Una rivoluzione necessaria. È questa la frase più utilizzata in queste ore sui social e sui siti spagnoli. La rabbia per l'eliminazione dalla Champions League è ancora un ferita aperta e sanguinante sulla pelle dei tifosi del Real Madrid. La rocambolesca sconfitta all'Allianz Arena contro i fenomeni del Bayern ha due nomi, almeno a leggere in giro i pareri di opinionisti ed ex giocatori: Eduardo Camavinga e Vinicius Jr. Altro che arbitro, altro che complotto internazionale della Uefa (sì, si è letto anche questo sui social). La verità è che il Real Madrid è stato eliminato da se stesso, dalle sue individualità e dall'ego che nessuno spogliatoio è in grado di contenere.

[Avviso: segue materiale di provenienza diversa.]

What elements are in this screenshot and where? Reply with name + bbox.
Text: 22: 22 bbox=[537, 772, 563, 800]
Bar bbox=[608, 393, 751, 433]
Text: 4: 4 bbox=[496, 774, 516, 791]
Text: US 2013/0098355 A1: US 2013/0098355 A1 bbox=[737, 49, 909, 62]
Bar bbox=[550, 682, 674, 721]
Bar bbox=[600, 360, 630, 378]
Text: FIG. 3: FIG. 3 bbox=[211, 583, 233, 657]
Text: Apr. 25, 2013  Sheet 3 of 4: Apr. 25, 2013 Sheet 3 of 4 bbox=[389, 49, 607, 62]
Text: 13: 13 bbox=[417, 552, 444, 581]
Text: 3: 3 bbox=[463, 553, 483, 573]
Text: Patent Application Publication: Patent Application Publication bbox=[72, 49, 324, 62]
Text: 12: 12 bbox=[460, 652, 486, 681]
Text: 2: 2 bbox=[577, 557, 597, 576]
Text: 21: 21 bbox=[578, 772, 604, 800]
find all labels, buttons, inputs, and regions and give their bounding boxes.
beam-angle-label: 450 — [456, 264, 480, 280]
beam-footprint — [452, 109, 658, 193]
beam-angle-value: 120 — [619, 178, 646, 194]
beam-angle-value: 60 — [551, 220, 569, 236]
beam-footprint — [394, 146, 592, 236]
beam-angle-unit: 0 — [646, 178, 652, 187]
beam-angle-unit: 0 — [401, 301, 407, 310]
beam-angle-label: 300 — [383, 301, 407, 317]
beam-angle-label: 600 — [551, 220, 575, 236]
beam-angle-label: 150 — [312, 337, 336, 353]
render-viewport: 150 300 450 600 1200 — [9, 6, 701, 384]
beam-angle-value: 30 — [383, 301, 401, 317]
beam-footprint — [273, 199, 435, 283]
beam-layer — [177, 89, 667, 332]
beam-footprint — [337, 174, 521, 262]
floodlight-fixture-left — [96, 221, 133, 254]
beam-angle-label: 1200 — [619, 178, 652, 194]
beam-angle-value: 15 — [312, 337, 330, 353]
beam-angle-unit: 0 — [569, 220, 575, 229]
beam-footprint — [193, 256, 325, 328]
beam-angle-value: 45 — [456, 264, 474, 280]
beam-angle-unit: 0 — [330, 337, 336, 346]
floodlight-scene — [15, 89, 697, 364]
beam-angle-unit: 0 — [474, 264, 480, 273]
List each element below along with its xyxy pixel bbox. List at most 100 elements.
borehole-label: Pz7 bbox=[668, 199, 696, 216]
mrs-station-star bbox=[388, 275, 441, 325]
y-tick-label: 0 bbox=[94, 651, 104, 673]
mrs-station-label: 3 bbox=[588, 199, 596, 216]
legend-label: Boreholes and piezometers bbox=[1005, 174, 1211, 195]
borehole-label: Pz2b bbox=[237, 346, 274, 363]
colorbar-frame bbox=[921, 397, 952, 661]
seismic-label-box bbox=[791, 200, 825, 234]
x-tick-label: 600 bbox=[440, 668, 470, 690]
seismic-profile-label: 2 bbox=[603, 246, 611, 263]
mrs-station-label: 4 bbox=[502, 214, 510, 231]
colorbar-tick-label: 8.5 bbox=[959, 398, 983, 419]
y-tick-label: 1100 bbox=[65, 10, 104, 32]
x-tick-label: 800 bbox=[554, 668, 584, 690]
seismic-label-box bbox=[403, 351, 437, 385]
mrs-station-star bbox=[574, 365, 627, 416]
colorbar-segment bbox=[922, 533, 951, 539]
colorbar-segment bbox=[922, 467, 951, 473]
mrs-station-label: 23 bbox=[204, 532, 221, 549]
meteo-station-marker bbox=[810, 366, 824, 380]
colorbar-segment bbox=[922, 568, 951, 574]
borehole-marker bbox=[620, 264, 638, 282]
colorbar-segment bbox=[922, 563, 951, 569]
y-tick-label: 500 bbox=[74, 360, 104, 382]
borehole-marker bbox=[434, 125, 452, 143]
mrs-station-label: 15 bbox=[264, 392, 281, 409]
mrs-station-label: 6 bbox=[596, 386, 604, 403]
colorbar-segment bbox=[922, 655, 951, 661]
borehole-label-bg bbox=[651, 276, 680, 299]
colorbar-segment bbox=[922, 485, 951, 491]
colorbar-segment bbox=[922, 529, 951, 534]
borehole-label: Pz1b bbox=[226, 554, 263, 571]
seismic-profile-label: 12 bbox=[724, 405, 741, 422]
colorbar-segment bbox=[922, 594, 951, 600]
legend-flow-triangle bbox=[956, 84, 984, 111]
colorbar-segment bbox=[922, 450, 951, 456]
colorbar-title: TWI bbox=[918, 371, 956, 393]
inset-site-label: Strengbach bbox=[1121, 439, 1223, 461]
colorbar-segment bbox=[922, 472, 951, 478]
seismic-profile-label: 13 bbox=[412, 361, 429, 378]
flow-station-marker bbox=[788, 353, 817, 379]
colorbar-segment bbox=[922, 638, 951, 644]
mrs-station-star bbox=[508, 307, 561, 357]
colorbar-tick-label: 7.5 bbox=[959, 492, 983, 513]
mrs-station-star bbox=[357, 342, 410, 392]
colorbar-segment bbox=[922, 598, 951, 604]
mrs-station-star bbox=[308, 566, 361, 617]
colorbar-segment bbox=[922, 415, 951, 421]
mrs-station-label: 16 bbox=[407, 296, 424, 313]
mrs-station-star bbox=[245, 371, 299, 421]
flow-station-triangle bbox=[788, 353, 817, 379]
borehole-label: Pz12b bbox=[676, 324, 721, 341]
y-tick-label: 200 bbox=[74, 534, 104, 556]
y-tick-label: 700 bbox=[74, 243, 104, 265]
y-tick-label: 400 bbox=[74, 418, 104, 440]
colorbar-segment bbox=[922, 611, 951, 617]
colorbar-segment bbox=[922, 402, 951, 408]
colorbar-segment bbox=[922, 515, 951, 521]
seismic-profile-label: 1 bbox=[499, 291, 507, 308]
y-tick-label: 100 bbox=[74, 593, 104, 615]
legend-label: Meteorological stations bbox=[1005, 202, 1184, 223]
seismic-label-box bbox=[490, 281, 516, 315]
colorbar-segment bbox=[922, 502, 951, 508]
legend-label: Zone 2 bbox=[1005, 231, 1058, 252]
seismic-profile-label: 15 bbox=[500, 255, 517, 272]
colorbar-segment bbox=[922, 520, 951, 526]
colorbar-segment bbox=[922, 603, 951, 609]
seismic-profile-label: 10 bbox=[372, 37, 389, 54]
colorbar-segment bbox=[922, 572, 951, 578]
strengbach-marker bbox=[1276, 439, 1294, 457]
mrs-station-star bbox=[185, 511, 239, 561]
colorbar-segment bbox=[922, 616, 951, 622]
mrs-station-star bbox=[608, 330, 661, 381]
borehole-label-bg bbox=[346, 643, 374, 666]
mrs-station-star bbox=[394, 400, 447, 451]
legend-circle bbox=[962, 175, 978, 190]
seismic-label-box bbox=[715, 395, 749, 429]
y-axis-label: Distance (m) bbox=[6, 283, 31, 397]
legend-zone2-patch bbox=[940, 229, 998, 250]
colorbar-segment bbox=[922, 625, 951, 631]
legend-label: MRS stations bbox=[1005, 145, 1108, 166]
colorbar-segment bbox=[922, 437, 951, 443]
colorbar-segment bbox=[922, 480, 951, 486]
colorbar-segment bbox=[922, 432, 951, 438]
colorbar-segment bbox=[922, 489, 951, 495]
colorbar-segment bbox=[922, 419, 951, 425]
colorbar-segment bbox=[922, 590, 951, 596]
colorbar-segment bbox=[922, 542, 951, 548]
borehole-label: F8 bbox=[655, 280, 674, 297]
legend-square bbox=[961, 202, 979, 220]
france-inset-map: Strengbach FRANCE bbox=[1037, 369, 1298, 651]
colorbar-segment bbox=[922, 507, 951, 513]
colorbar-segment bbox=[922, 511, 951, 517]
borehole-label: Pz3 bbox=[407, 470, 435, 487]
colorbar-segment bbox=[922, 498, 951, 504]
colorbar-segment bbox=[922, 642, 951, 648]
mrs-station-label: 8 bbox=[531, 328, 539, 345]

Troppe primedonne, troppi isterismi e nessun allenatore in grado di gestirli.
Petit e il dito puntato contro Camavinga
Emmanuel Petit, ex fenomeno francese del centrocampo e campione del mondo nel '98, ha puntato il dito contro Mbappé e Camavinga: "Il responsabile dell'eliminazione è Camavinga. Il suo secondo giallo ai titoli di coda della partita ha avuto un effetto catastrofico, è stata un'ingenuità colossale. Il cartellino rosso è stato molto severo, è vero, ma l'arbitro si è limitato ad applicare le regole. Non è corretto che il Real Madrid si nasconda sempre dietro l'arbitraggio. E poi parliamo di Mbappé: di certo non è solo colpa sua ma il suo arrivo ha causato molti problemi di ego nello spogliatoio. Finora il suo ingaggio è stato un fiasco".
Il duro attacco di Roy Keane a Vinicius dopo l'eliminazione del Real Madrid
A criticare invece molto duramente Vinicius è stato Roy Keane, altro grande ex del calcio mondiale, oggi opinionista televisivo: "Il brasiliano è un campione e abbiamo tutti visto di cosa è capace nelle sue giornate migliori: quando è al massimo della forma è pura gioia. Ma la sua prestazione contro il Bayern è stata fallimentare. Per gran parte della partita è stato invisibile, perdendo palla con troppa facilità, forzando le giocate invece di prendere le decisioni giuste e poi ha avuto anche il tempo di litigare con Bellingham in campo. Vinicius, il giocatore che da solo è in grado di cambiare il corso di una partita, semplicemente non si è fatto vedere quando il Real Madrid aveva più bisogno di lui. È doloroso dirlo, ma in questo momento sembra l'ombra del giocatore che un tempo terrorizzava l'Europa. Il talento c'è ancora, ma oggi il suo impatto è inesistente. Se non ritroverà presto quella scintilla, questo potrebbe essere l'inizio di un declino molto preoccupante per lui, per il Brasile e per il Real Madrid".